Di satu sisi, ada dugaan kelompok peretas asal Korea Utara berada di balik serangan WannaCry. Namun di sisi lain, sejumlah argumen memperlihatkan kemungkinan lain.
“Ada banyak kemungkinan di sini,” ujar ahli keamanan, Alan Woodward, seperti dikutip BBC, Selasa (16/5). (Baca: Antisipasi Serangan Siber WannaCry, BI Aktifkan Anti Virus Terbaru)
Pertama, Tiongkok merupakan salah satu negara yang terkena dampak paling parah. Bukan kebetulan para peretas meminta tebusan melalui kalimat yang ditulis dalam bahasa Mandarin. Dengan demikian, patut diragukan Korea Utara ingin menyerang aliansi terkuatnya, Tiongkok. Rusia juga terkena dampak yang parah.
Kedua, serangan siber Korea Utara biasanya memiliki target yang lebih jauh dan kerap dihubungkan dengan hal-hal politis.
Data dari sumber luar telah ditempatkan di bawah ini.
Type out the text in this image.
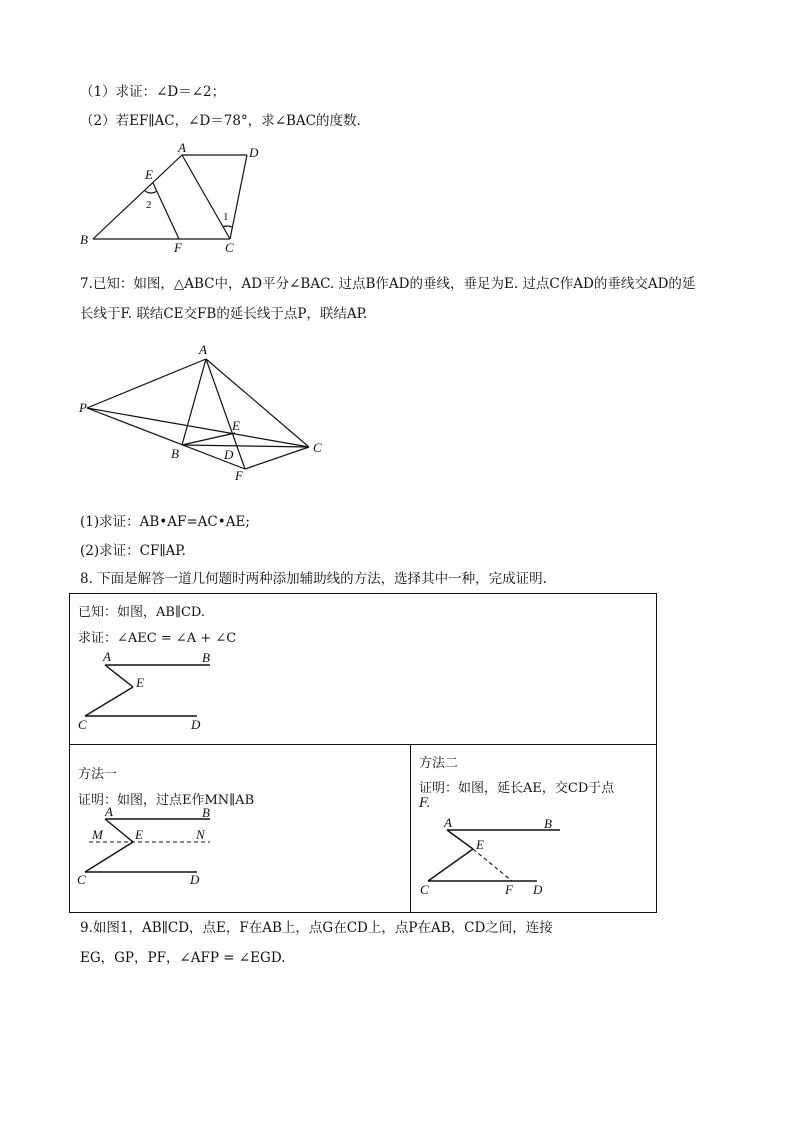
（1）求证：∠D＝∠2；
（2）若EF∥AC，∠D＝78°，求∠BAC的度数.
A	D
E
2
1
B
F	C
7.已知：如图，△ABC中，AD平分∠BAC. 过点B作AD的垂线，垂足为E. 过点C作AD的垂线交AD的延
长线于F. 联结CE交FB的延长线于点P，联结AP.
A
P
E
B	D	C
F
(1)求证：AB•AF=AC•AE;
(2)求证：CF∥AP.
8. 下面是解答一道几何题时两种添加辅助线的方法，选择其中一种，完成证明.
已知：如图，AB∥CD.
求证：∠AEC = ∠A + ∠C
A	B
E
C	D
方法一
证明：如图，过点E作MN∥AB
A	B
M E	N
C	D
方法二
证明：如图，延长AE，交CD于点
F.
A	B
E
C	F D
9.如图1，AB∥CD，点E，F在AB上，点G在CD上，点P在AB，CD之间，连接
EG，GP，PF，∠AFP = ∠EGD.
Dalam kasus serangan siber terhadap Sony Pictures, para peretas melakukan aksi mereka untuk mencegah publikasi film "The Interview" yang diproduksi perusahaan tersebut. Film tersebut berisi celaan-celaan terhadap Presiden Korea Utara Kim Jong-Un. Sebaliknya, WannaCry menyebarkan infeksi terhadap apa pun, tanpa pandang bulu.
Terakhir, jika serangan siber WannaCry hanya bertujuan mendapatkan uang, maka hal ini bisa dikatakan tidak berhasil. Hingga saat ini, tebusan yang terkumpul baru mencapai US$ 60 ribu (sekitar Rp 797 juta), berdasarkan analisa terhadap akun-akun Bitcoin yang digunakan untuk tindak kejahatan ini.
Angka tebusan ini sangatlah kecil, jika dibandingkan dengan 200 ribu komputer yang terinfeksi. Namun, bisa saja tebusan itu merupakan pengalihan dari tujuan politis yang juga masih belum diketahui.
Kemungkinan lainnya, kelompok Lazarus bekerja sendiri dalam melancarkan serangan WannaCry, tanpa instruksi dari Korea Utara. Bisa saja kelompok Lazarus memang tidak memiliki keterkaitan dengan Korea Utara.